Hart’s campaign argues the partial hand recount was rife with errors and left thousands of votes unexamined.

Jasper County conducted at least two partial machine recounts that came up with different results. In Scott County, the recount board tallied 131 more absentee ballots than the Scott County Auditor’s postelection canvass.

Scott County Auditor Roxanna Moritz said Iowa Code prevents her from conducting an administrative machine count to verify the discrepancy. State law, too, states recount boards may consider only ballots considered on election night, even if the board is made aware of legally cast ballots excluded from the initial count.

In Scott County, Moritz said 35 ballots from military members and other Iowans living overseas were not counted due to a scanning error when voters submitted their ballots to the auditor’s office that lopped off the 2nd District race.

State Rep. Mary Wolfe, D-Clinton, who served as the Hart campaign’s representative on the Clinton County recount board, said she intends to consult county auditors and state lawmakers from both parties across the district to discuss problems that arose during the recount for the purpose of authoring bipartisan legislation this coming session to revamp the process.
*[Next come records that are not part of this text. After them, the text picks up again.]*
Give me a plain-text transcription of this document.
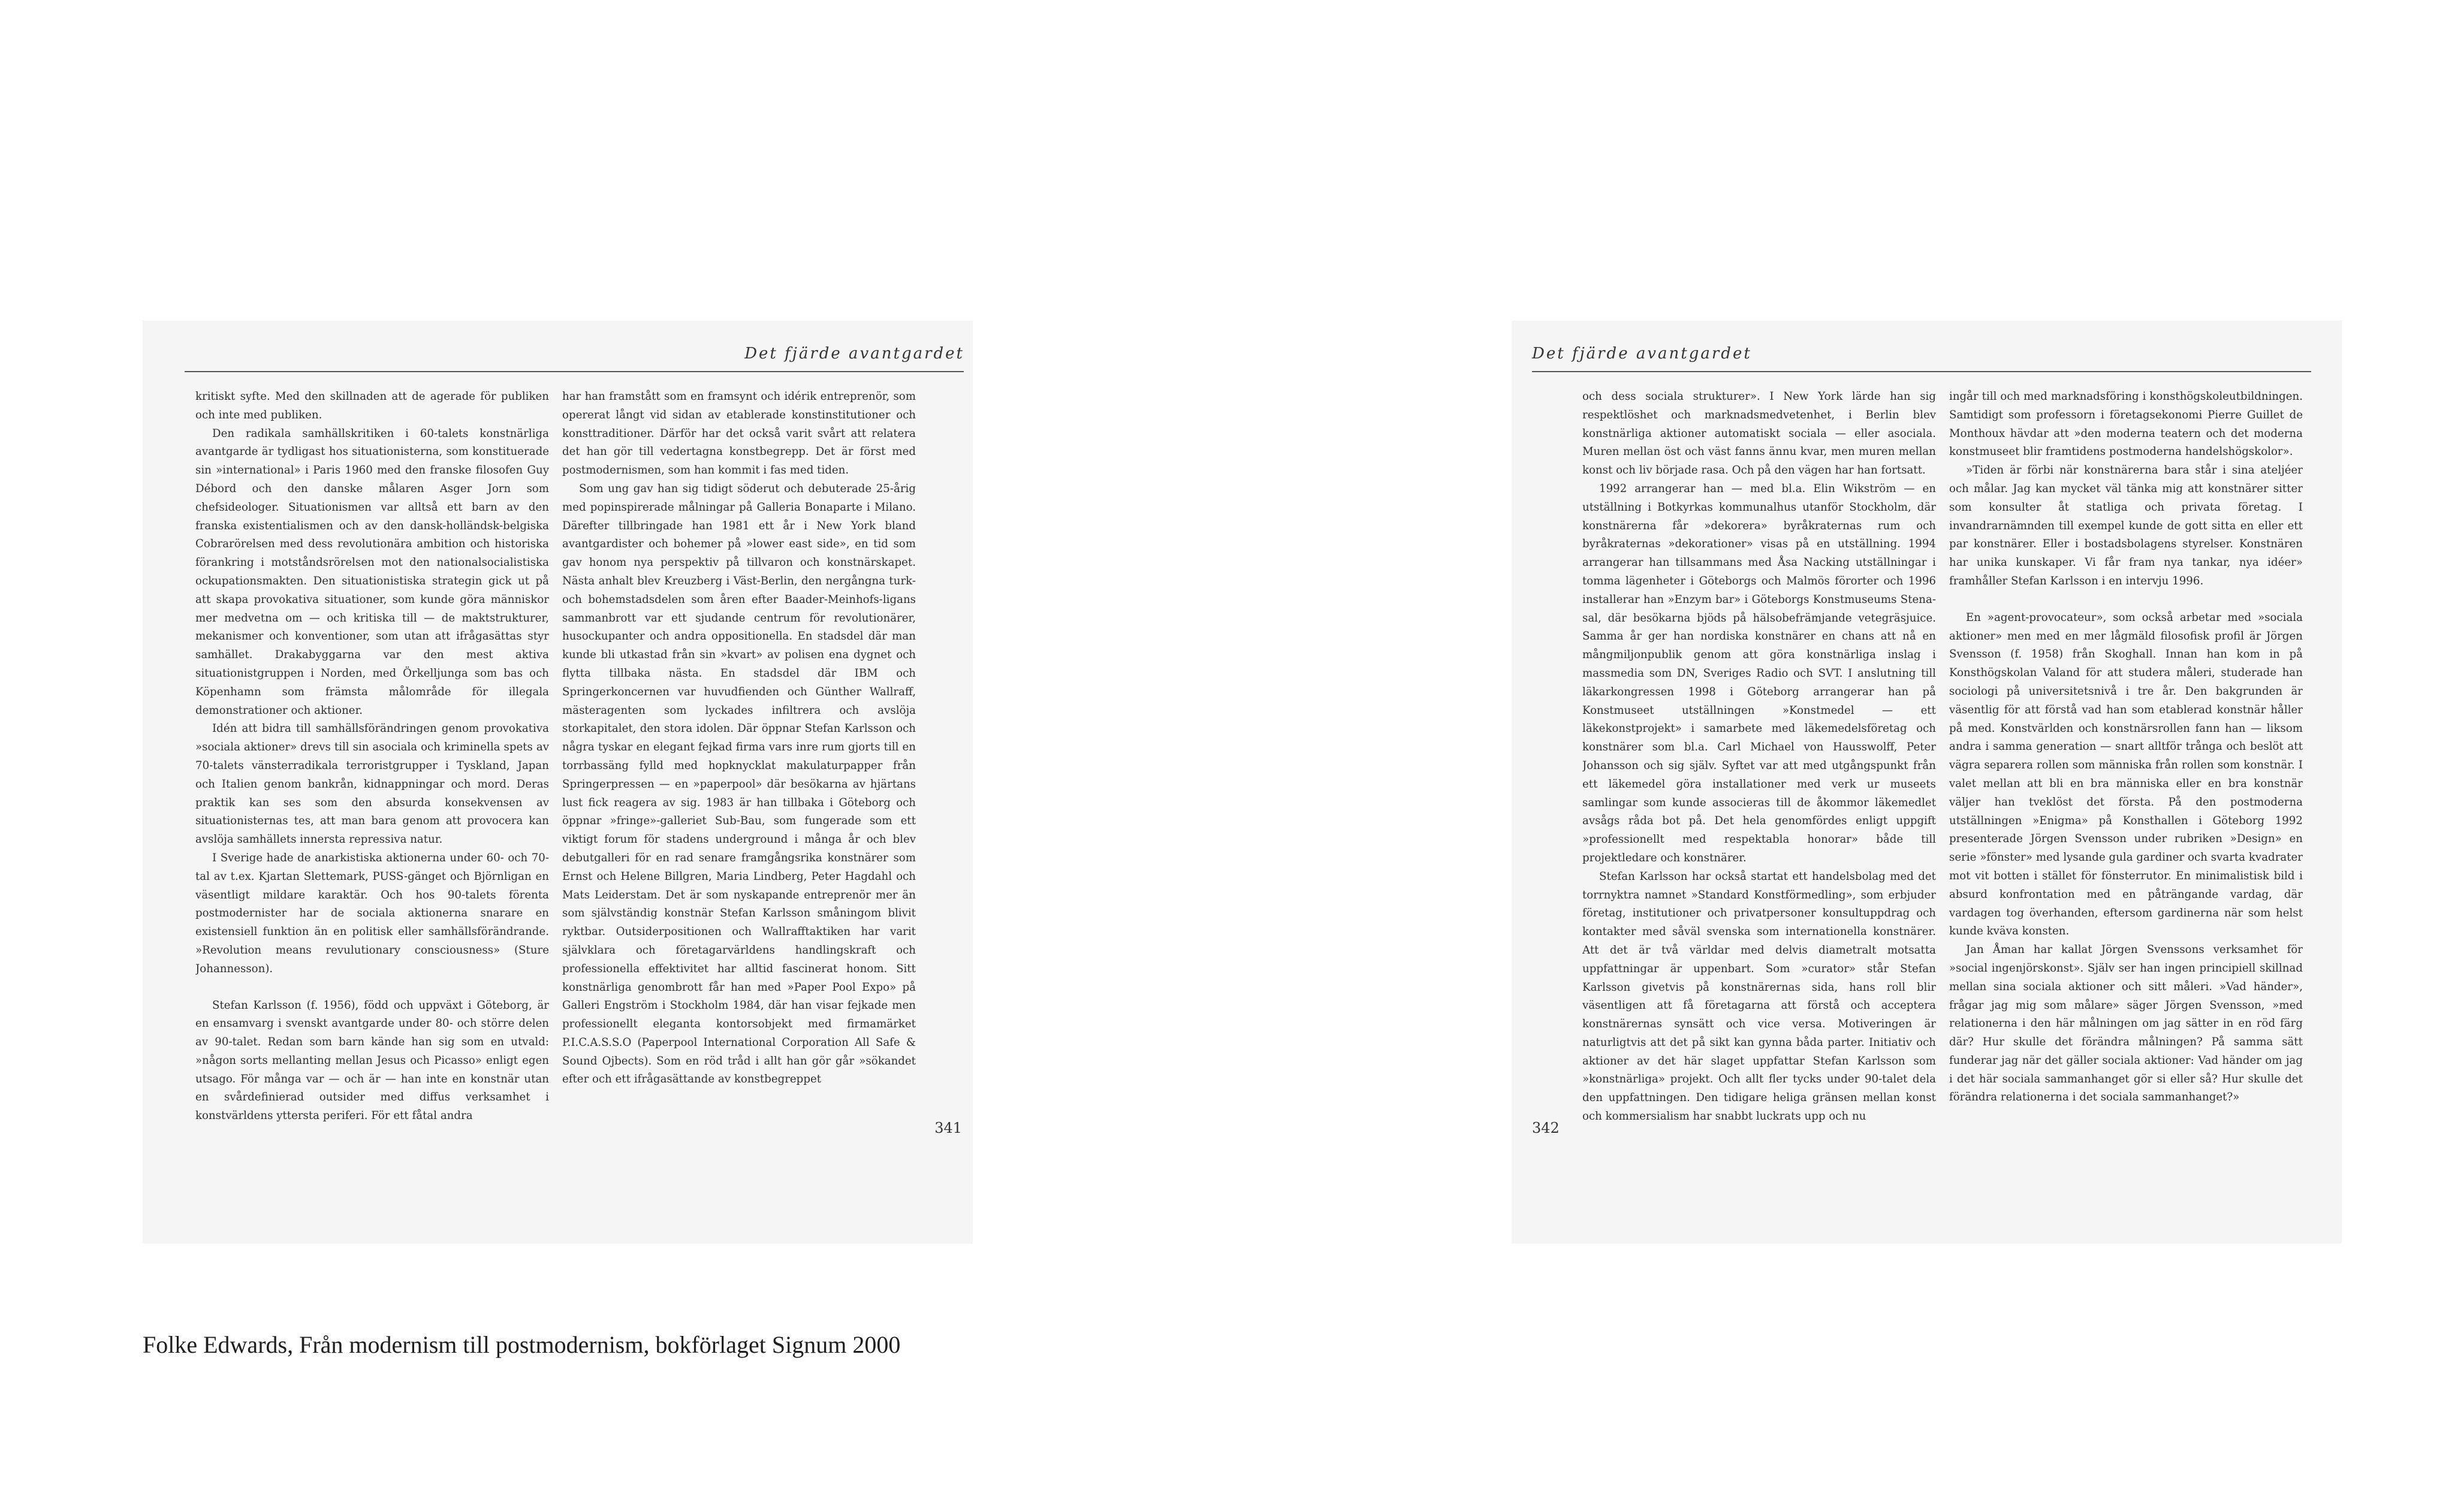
Det fjärde avantgardet

kritiskt syfte. Med den skillnaden att de agerade för publiken och inte med publiken.

Den radikala samhällskritiken i 60-talets konstnärliga avantgarde är tydligast hos situationisterna, som konstituerade sin »international» i Paris 1960 med den franske filosofen Guy Débord och den danske målaren Asger Jorn som chefsideologer. Situationismen var alltså ett barn av den franska existentialismen och av den dansk-holländsk-belgiska Cobrarörelsen med dess revolutionära ambition och historiska förankring i motståndsrörelsen mot den nationalsocialistiska ockupationsmakten. Den situationistiska strategin gick ut på att skapa provokativa situationer, som kunde göra människor mer medvetna om — och kritiska till — de maktstrukturer, mekanismer och konventioner, som utan att ifrågasättas styr samhället. Drakabyggarna var den mest aktiva situationistgruppen i Norden, med Örkelljunga som bas och Köpenhamn som främsta målområde för illegala demonstrationer och aktioner.

Idén att bidra till samhällsförändringen genom provokativa »sociala aktioner» drevs till sin asociala och kriminella spets av 70-talets vänsterradikala terroristgrupper i Tyskland, Japan och Italien genom bankrån, kidnappningar och mord. Deras praktik kan ses som den absurda konsekvensen av situationisternas tes, att man bara genom att provocera kan avslöja samhällets innersta repressiva natur.

I Sverige hade de anarkistiska aktionerna under 60- och 70-tal av t.ex. Kjartan Slettemark, PUSS-gänget och Björnligan en väsentligt mildare karaktär. Och hos 90-talets förenta postmodernister har de sociala aktionerna snarare en existensiell funktion än en politisk eller samhällsförändrande. »Revolution means revulutionary consciousness» (Sture Johannesson).

Stefan Karlsson (f. 1956), född och uppväxt i Göteborg, är en ensamvarg i svenskt avantgarde under 80- och större delen av 90-talet. Redan som barn kände han sig som en utvald: »någon sorts mellanting mellan Jesus och Picasso» enligt egen utsago. För många var — och är — han inte en konstnär utan en svårdefinierad outsider med diffus verksamhet i konstvärldens yttersta periferi. För ett fåtal andra

har han framstått som en framsynt och idérik entreprenör, som opererat långt vid sidan av etablerade konstinstitutioner och konsttraditioner. Därför har det också varit svårt att relatera det han gör till vedertagna konstbegrepp. Det är först med postmodernismen, som han kommit i fas med tiden.

Som ung gav han sig tidigt söderut och debuterade 25-årig med popinspirerade målningar på Galleria Bonaparte i Milano. Därefter tillbringade han 1981 ett år i New York bland avantgardister och bohemer på »lower east side», en tid som gav honom nya perspektiv på tillvaron och konstnärskapet. Nästa anhalt blev Kreuzberg i Väst-Berlin, den nergångna turk- och bohemstadsdelen som åren efter Baader-Meinhofs-ligans sammanbrott var ett sjudande centrum för revolutionärer, husockupanter och andra oppositionella. En stadsdel där man kunde bli utkastad från sin »kvart» av polisen ena dygnet och flytta tillbaka nästa. En stadsdel där IBM och Springerkoncernen var huvudfienden och Günther Wallraff, mästeragenten som lyckades infiltrera och avslöja storkapitalet, den stora idolen. Där öppnar Stefan Karlsson och några tyskar en elegant fejkad firma vars inre rum gjorts till en torrbassäng fylld med hopknycklat makulaturpapper från Springerpressen — en »paperpool» där besökarna av hjärtans lust fick reagera av sig. 1983 är han tillbaka i Göteborg och öppnar »fringe»-galleriet Sub-Bau, som fungerade som ett viktigt forum för stadens underground i många år och blev debutgalleri för en rad senare framgångsrika konstnärer som Ernst och Helene Billgren, Maria Lindberg, Peter Hagdahl och Mats Leiderstam. Det är som nyskapande entreprenör mer än som självständig konstnär Stefan Karlsson småningom blivit ryktbar. Outsiderpositionen och Wallrafftaktiken har varit självklara och företagarvärldens handlingskraft och professionella effektivitet har alltid fascinerat honom. Sitt konstnärliga genombrott får han med »Paper Pool Expo» på Galleri Engström i Stockholm 1984, där han visar fejkade men professionellt eleganta kontorsobjekt med firmamärket P.I.C.A.S.S.O (Paperpool International Corporation All Safe & Sound Ojbects). Som en röd tråd i allt han gör går »sökandet efter och ett ifrågasättande av konstbegreppet

341
Det fjärde avantgardet

och dess sociala strukturer». I New York lärde han sig respektlöshet och marknadsmedvetenhet, i Berlin blev konstnärliga aktioner automatiskt sociala — eller asociala. Muren mellan öst och väst fanns ännu kvar, men muren mellan konst och liv började rasa. Och på den vägen har han fortsatt.

1992 arrangerar han — med bl.a. Elin Wikström — en utställning i Botkyrkas kommunalhus utanför Stockholm, där konstnärerna får »dekorera» byråkraternas rum och byråkraternas »dekorationer» visas på en utställning. 1994 arrangerar han tillsammans med Åsa Nacking utställningar i tomma lägenheter i Göteborgs och Malmös förorter och 1996 installerar han »Enzym bar» i Göteborgs Konstmuseums Stena-sal, där besökarna bjöds på hälsobefrämjande vetegräsjuice. Samma år ger han nordiska konstnärer en chans att nå en mångmiljonpublik genom att göra konstnärliga inslag i massmedia som DN, Sveriges Radio och SVT. I anslutning till läkarkongressen 1998 i Göteborg arrangerar han på Konstmuseet utställningen »Konstmedel — ett läkekonstprojekt» i samarbete med läkemedelsföretag och konstnärer som bl.a. Carl Michael von Hausswolff, Peter Johansson och sig själv. Syftet var att med utgångspunkt från ett läkemedel göra installationer med verk ur museets samlingar som kunde associeras till de åkommor läkemedlet avsågs råda bot på. Det hela genomfördes enligt uppgift »professionellt med respektabla honorar» både till projektledare och konstnärer.

Stefan Karlsson har också startat ett handelsbolag med det torrnyktra namnet »Standard Konstförmedling», som erbjuder företag, institutioner och privatpersoner konsultuppdrag och kontakter med såväl svenska som internationella konstnärer. Att det är två världar med delvis diametralt motsatta uppfattningar är uppenbart. Som »curator» står Stefan Karlsson givetvis på konstnärernas sida, hans roll blir väsentligen att få företagarna att förstå och acceptera konstnärernas synsätt och vice versa. Motiveringen är naturligtvis att det på sikt kan gynna båda parter. Initiativ och aktioner av det här slaget uppfattar Stefan Karlsson som »konstnärliga» projekt. Och allt fler tycks under 90-talet dela den uppfattningen. Den tidigare heliga gränsen mellan konst och kommersialism har snabbt luckrats upp och nu

ingår till och med marknadsföring i konsthögskoleutbildningen. Samtidigt som professorn i företagsekonomi Pierre Guillet de Monthoux hävdar att »den moderna teatern och det moderna konstmuseet blir framtidens postmoderna handelshögskolor».

»Tiden är förbi när konstnärerna bara står i sina ateljéer och målar. Jag kan mycket väl tänka mig att konstnärer sitter som konsulter åt statliga och privata företag. I invandrarnämnden till exempel kunde de gott sitta en eller ett par konstnärer. Eller i bostadsbolagens styrelser. Konstnären har unika kunskaper. Vi får fram nya tankar, nya idéer» framhåller Stefan Karlsson i en intervju 1996.

En »agent-provocateur», som också arbetar med »sociala aktioner» men med en mer lågmäld filosofisk profil är Jörgen Svensson (f. 1958) från Skoghall. Innan han kom in på Konsthögskolan Valand för att studera måleri, studerade han sociologi på universitetsnivå i tre år. Den bakgrunden är väsentlig för att förstå vad han som etablerad konstnär håller på med. Konstvärlden och konstnärsrollen fann han — liksom andra i samma generation — snart alltför trånga och beslöt att vägra separera rollen som människa från rollen som konstnär. I valet mellan att bli en bra människa eller en bra konstnär väljer han tveklöst det första. På den postmoderna utställningen »Enigma» på Konsthallen i Göteborg 1992 presenterade Jörgen Svensson under rubriken »Design» en serie »fönster» med lysande gula gardiner och svarta kvadrater mot vit botten i stället för fönsterrutor. En minimalistisk bild i absurd konfrontation med en påträngande vardag, där vardagen tog överhanden, eftersom gardinerna när som helst kunde kväva konsten.

Jan Åman har kallat Jörgen Svenssons verksamhet för »social ingenjörskonst». Själv ser han ingen principiell skillnad mellan sina sociala aktioner och sitt måleri. »Vad händer», frågar jag mig som målare» säger Jörgen Svensson, »med relationerna i den här målningen om jag sätter in en röd färg där? Hur skulle det förändra målningen? På samma sätt funderar jag när det gäller sociala aktioner: Vad händer om jag i det här sociala sammanhanget gör si eller så? Hur skulle det förändra relationerna i det sociala sammanhanget?»

342
Folke Edwards, Från modernism till postmodernism, bokförlaget Signum 2000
“It’s clear that consistency throughout all of the counties that are involved in the recount is needed,” Wolfe said. “The issue is what that consistent process looks like ... to ensure all valid votes are counted.

“And we can’t be sure that that happened in this recount, because of a combination of a lot of different issues and thousands of undervotes that weren’t examined. Those voters deserve to have their vote counted.”